2. O BLS não começou a produzir estimativas oficiais de desemprego até 1940, mas as estimativas produzidas por Lebergott são bem vistas dentro da comunidade acadêmica. Lebergott, no entanto, inclui o WPA e outros participantes de trabalho humanitário entre os desempregados. Contando esses trabalhadores como empregados, o economista Michael Darby reduz o pico de 1933 para 20,6%.
3. Se o WPA e outros trabalhadores substitutos forem contados entre os empregados, estima-se que a taxa de desemprego tenha sido reduzida para 10% em 1936 e 9% em 1937.

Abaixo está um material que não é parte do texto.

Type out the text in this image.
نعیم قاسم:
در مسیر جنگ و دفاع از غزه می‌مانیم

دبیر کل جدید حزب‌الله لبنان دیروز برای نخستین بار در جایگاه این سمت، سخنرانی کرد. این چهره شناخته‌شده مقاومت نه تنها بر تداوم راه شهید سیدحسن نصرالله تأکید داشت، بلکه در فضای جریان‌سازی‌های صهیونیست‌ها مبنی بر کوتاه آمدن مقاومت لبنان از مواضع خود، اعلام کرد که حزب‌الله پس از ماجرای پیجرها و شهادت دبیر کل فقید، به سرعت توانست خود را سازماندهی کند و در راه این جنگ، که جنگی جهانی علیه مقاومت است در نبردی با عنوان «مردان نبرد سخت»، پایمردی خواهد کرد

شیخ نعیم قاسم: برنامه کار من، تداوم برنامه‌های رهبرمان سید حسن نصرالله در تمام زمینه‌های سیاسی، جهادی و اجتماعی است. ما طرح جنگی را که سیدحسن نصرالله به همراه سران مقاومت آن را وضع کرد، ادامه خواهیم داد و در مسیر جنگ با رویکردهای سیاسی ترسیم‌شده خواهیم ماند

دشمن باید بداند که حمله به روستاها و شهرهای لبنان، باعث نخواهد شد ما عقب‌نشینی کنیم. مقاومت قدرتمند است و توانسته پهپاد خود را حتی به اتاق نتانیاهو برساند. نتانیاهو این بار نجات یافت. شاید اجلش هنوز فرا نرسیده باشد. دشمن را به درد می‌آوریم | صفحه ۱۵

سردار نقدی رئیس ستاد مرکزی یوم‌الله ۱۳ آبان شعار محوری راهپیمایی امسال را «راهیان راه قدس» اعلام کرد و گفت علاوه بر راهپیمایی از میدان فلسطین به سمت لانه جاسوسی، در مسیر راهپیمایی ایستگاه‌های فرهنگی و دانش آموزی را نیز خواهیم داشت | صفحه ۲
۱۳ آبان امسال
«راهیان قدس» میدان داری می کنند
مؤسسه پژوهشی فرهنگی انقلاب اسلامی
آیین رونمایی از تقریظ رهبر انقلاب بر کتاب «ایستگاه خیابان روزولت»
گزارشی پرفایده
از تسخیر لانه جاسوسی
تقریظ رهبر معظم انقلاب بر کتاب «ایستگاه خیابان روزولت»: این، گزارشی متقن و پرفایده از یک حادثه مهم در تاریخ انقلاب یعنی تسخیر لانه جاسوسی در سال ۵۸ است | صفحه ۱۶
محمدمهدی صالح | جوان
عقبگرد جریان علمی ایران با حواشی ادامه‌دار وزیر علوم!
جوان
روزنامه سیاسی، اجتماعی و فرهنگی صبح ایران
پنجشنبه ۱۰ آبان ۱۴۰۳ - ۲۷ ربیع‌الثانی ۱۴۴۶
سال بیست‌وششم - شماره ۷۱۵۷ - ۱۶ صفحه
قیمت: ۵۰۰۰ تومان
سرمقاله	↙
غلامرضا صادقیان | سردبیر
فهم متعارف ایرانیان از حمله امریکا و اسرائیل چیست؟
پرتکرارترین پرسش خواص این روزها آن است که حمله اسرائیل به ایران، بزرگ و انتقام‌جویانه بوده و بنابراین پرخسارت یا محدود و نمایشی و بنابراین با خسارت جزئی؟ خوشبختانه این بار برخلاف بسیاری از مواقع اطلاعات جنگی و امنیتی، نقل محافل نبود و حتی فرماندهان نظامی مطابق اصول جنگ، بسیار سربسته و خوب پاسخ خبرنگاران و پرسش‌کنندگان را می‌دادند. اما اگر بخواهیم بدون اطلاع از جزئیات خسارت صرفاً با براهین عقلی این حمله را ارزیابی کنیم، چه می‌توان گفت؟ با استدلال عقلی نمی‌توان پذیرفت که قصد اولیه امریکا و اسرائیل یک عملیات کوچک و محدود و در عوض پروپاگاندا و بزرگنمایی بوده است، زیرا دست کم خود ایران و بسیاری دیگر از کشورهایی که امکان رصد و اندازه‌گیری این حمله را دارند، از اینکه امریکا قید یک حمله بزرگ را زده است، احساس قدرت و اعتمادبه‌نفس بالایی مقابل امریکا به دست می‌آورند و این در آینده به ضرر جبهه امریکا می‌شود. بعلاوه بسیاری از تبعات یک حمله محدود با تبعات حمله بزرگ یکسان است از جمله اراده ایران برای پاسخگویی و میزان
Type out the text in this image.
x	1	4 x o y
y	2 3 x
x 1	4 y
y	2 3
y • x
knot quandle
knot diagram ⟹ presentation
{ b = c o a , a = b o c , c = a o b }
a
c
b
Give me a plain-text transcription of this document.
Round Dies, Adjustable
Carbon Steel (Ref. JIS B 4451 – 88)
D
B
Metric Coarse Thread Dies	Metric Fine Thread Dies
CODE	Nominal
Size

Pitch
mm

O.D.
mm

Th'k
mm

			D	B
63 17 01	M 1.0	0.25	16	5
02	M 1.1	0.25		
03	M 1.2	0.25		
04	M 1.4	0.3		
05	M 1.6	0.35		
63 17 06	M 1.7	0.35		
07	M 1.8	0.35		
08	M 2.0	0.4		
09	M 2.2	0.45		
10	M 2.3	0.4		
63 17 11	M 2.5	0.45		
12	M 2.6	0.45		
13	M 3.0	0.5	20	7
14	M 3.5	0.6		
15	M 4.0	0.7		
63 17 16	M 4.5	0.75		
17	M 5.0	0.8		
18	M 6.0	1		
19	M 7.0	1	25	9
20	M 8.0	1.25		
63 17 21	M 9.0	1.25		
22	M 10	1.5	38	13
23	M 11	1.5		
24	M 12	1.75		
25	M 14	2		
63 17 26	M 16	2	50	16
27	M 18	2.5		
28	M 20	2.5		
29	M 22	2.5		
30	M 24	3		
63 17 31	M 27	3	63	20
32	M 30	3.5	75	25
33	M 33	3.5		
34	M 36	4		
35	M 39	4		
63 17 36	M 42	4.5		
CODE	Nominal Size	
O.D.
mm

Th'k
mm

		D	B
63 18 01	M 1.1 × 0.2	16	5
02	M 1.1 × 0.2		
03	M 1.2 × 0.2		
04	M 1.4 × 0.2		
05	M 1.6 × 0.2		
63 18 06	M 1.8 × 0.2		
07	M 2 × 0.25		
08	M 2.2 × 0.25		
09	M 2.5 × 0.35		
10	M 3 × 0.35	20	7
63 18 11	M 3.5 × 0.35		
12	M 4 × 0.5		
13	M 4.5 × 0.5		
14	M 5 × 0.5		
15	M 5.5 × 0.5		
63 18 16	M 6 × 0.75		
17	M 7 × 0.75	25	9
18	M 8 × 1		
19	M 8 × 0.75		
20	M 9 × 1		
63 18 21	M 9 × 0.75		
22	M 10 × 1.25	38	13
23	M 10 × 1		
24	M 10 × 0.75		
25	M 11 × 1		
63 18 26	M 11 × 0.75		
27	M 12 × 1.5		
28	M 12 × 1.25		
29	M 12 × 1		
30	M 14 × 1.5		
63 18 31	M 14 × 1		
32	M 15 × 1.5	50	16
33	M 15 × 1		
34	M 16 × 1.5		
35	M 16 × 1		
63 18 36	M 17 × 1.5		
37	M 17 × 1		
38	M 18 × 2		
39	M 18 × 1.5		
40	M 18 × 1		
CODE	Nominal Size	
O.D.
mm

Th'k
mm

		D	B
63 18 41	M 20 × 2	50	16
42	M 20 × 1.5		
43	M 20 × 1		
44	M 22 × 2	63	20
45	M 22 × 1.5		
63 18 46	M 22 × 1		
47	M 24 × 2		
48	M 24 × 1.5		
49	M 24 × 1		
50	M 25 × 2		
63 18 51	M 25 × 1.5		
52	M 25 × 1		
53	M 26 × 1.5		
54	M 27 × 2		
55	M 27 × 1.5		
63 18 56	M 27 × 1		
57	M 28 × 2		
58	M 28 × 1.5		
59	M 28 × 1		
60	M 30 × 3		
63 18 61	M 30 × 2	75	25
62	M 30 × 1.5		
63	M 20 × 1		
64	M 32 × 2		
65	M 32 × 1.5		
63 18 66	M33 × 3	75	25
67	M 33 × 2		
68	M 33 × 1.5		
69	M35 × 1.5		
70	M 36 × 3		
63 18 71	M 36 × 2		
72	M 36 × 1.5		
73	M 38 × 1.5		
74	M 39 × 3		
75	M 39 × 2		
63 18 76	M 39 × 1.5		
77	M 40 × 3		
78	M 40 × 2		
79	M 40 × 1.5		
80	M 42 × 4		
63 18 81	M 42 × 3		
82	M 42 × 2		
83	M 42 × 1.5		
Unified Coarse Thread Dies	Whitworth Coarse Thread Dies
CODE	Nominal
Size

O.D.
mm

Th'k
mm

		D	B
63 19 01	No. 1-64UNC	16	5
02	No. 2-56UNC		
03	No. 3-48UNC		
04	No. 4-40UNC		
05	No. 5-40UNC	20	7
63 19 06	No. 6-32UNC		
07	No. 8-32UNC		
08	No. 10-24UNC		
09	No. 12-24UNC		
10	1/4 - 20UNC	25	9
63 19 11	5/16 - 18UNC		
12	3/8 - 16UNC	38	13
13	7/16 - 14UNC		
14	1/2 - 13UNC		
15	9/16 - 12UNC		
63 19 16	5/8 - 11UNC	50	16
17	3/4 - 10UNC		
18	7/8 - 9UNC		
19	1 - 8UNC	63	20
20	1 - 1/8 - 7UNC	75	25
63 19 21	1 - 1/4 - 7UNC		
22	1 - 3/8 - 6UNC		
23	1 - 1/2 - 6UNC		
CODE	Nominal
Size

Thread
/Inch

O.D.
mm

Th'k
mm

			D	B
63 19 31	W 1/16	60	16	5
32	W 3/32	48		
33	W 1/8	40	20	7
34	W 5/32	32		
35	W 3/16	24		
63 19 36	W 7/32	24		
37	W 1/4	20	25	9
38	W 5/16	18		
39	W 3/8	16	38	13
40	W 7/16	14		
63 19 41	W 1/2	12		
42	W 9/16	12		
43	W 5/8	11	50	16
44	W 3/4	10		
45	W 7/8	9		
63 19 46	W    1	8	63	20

4. Para uma descrição mais detalhada da opinião pública durante a recessão de 1981-1982, consulte 'Recessão de Reagan'.
5. Média das pesquisas pré e pós-eleitorais.
6. Um blog de Americana conta uma piada típica da época: um motorista homenageou o sinal de pare antes de uma curva na estrada, na qual você não podia ver o final da curva. A W.P.A. trabalhador estava lá para aconselhar os motoristas - mas ele tinha laringite e tinha que falar em um sussurro rouco. Ele disse: 'Tenha cuidado, há trabalhadores W.P.A. dobrando a curva.' O motorista respondeu ao homem, usando a mesma voz rouca e sussurrante - 'Não se preocupe - EU NÃO VOU ACORDAR!'
7. Para uma descrição mais detalhada da opinião pública durante a recessão de 1981-1982, consulte 'Recessão de Reagan'.